Maltbie addressed the Time magazine interview saying,”I’m very interested in the interview you did. You seem not resigned to the seriousness of the injury but you have reacted different than previous injuries.”
“The difference is this is not like my other injuries. Before when I injured my ACL I knew the timetable for my rehab, what I had to do to get back. Was it hard? Yes, but I love to train, I love to bust my butt. This is different. The doctors are telling me right now there is nothing I can do. I can’t do anything to get better”, said Woods.
Mintz also included a lighter bit that was cut from the video above.

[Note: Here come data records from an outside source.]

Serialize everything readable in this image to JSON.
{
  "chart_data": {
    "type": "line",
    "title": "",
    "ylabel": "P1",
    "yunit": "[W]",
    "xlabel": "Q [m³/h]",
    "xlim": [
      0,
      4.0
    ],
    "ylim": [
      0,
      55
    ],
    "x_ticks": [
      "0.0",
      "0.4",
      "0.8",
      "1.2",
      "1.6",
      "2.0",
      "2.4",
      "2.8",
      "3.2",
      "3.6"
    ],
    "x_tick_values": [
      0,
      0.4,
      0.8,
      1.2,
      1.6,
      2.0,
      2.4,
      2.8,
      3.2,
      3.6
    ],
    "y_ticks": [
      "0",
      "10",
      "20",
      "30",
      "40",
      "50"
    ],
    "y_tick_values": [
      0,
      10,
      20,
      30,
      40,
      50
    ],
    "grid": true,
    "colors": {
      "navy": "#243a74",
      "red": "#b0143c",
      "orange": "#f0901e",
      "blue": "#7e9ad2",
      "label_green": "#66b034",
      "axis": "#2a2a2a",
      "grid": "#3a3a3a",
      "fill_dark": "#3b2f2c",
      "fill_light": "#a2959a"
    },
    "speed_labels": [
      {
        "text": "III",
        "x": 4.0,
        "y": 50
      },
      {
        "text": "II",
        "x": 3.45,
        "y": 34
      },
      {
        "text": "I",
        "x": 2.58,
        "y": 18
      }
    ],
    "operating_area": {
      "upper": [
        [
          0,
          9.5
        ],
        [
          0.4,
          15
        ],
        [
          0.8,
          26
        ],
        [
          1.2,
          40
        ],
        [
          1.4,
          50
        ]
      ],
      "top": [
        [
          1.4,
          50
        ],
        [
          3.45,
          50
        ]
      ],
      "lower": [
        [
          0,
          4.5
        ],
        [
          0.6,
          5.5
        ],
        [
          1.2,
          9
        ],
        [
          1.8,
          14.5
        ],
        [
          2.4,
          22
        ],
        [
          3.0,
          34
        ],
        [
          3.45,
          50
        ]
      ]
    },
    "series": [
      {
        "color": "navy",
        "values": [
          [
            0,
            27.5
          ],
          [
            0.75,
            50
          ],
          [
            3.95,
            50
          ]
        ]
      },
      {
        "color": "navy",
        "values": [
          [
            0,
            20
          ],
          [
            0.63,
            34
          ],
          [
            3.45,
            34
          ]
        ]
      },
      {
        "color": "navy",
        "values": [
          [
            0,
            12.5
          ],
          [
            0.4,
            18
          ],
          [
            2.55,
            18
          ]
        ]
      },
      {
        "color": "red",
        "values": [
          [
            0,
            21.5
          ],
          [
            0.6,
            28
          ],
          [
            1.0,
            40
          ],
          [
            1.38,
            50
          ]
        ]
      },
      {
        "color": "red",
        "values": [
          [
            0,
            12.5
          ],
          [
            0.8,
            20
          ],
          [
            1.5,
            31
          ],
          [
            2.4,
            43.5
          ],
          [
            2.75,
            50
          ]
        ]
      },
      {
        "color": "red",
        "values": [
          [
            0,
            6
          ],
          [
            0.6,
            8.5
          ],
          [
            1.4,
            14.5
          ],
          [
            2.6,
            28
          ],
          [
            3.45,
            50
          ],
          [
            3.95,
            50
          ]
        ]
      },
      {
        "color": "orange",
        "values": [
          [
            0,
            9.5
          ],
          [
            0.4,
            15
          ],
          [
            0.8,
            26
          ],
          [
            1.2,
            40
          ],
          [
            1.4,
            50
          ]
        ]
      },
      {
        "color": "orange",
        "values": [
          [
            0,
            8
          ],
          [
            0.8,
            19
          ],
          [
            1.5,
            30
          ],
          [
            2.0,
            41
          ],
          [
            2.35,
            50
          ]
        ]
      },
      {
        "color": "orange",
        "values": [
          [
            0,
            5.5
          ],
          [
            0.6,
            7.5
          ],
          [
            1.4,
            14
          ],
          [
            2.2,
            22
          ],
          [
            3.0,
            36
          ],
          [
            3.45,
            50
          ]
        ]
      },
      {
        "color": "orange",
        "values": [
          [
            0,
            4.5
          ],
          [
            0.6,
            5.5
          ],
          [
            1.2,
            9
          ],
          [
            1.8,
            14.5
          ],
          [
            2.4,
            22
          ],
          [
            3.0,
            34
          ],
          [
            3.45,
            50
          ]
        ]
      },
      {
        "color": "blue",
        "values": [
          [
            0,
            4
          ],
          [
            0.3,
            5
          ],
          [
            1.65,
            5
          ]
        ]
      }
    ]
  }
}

In a lighter moment Gannon asked if Roger Maltbie’s ever bothered him over the years following his rounds as an on course reporter.
Woods smiled but without hesitation said yes! “When you go to my ball ahead of me and stand there and just stare down at it, for several seconds, then you just shake your head and walk away. I hate that! I don’t know of a player out here who doesn’t hate it.”
Maltbie laughingly responded,” what about all the times I looked down at your ball, turned to you and gave you a thumbs up?
“I hated that too. I’m sorry I just hate it.” Woods said with a big laugh.
I couldn’t find any more footage online of Woods in the booth, particularly when he actually commentates on the players and shots, which was better than the stuff about himself, to some extent. Like I said, I didn’t get to watch all of it, but it seemed like he was in there for quite some time and from what I recall, he had incredibly insightful analysis of how to approach certain shots and discussed individual players’ strengths and techniques. He described beautifully the difficulty of a shot in the waste area that Paul Casey was facing. He talked about Bubba Watson’s chipping technique. He analyzed the awkward stance that Jordan Spieth had for a chip near the green.
So, once again, I know Tiger Woods as the lead (insert network) analyst is somewhat of a far-fetched wet dream, but when you think about it, it’s definitely not completely out of the question, especially for a guy who is probably the biggest golf geek on tour. And let’s be real, he’ll eventually miss being part of the action. Well, let’s cross our fingers. After all, it would be a new role for Woods in the game and one where he could have almost as much impact in golf’s popularity (at least with regard to the professional level) as he did when he was in his prime.